I'm currently trying to find the solutions to this second order ODE:
R'' + R'/r + c*R = 0, where R(r) and c is an arbitary constant.
I found this page https://physics.stackexchange.com/questions/9231/heat-equation-on-ball-one-dimensional-description where they had already solved this equation. I'm pretty sure he had his dr should've been d/dr but whatever.

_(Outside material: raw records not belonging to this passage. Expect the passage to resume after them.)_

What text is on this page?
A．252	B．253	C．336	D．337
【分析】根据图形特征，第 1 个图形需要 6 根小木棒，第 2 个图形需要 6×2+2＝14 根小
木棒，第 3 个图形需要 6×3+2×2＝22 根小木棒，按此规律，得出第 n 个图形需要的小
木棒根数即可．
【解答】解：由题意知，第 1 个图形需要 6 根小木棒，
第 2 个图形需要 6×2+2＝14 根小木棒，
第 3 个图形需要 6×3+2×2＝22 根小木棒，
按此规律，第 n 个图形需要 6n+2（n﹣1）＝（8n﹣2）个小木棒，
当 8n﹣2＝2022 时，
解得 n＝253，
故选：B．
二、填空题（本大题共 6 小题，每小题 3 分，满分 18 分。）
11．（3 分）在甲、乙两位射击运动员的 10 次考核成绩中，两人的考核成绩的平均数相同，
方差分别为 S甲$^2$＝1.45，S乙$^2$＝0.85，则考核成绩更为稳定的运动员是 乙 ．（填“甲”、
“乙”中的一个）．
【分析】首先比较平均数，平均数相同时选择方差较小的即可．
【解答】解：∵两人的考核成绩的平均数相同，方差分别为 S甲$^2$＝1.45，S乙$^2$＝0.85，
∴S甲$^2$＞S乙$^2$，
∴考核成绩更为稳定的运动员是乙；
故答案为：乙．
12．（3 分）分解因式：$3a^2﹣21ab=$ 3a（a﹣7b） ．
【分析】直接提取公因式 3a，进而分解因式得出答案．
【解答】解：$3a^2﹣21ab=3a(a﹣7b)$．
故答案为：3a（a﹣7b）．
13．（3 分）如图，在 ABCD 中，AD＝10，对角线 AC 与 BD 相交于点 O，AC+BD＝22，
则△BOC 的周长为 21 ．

I am currently at a complete loss as to how he got to that equation.
$$\frac{d^2R}{dr^2}+\frac{1}{r}\frac{dR}{dr}+cR=0 \tag{1}$$ Case $c>0$ :
Change of variable $x=\sqrt{c}\:r \quad\to\quad \frac{d^2R}{dx^2}+\frac{1}{x}\frac{dR}{dx}+R=0$
This is the standard Bessel differential equation which general solution is : $$R(x)=c_1J_0(x)+c_2Y_0(x)$$ Thus the solution of equation (1) is : $$R(r)=c_1J_0(\sqrt{c}\:r)+c_2Y_0(\sqrt{c}\:r) $$ Bessel functions of first and second kind.
Case $c=0$ : $$R(r)=c_1\ln|r|+c_2$$
Case $c<0$ :
Do the same with change of variable $x=\sqrt{-c}\:r$ which leads to $$R(r)=c_1I_0(\sqrt{-c}\:r)+c_2K_0(\sqrt{-c}\:r) $$ Modified Bessel functions of first and second kind.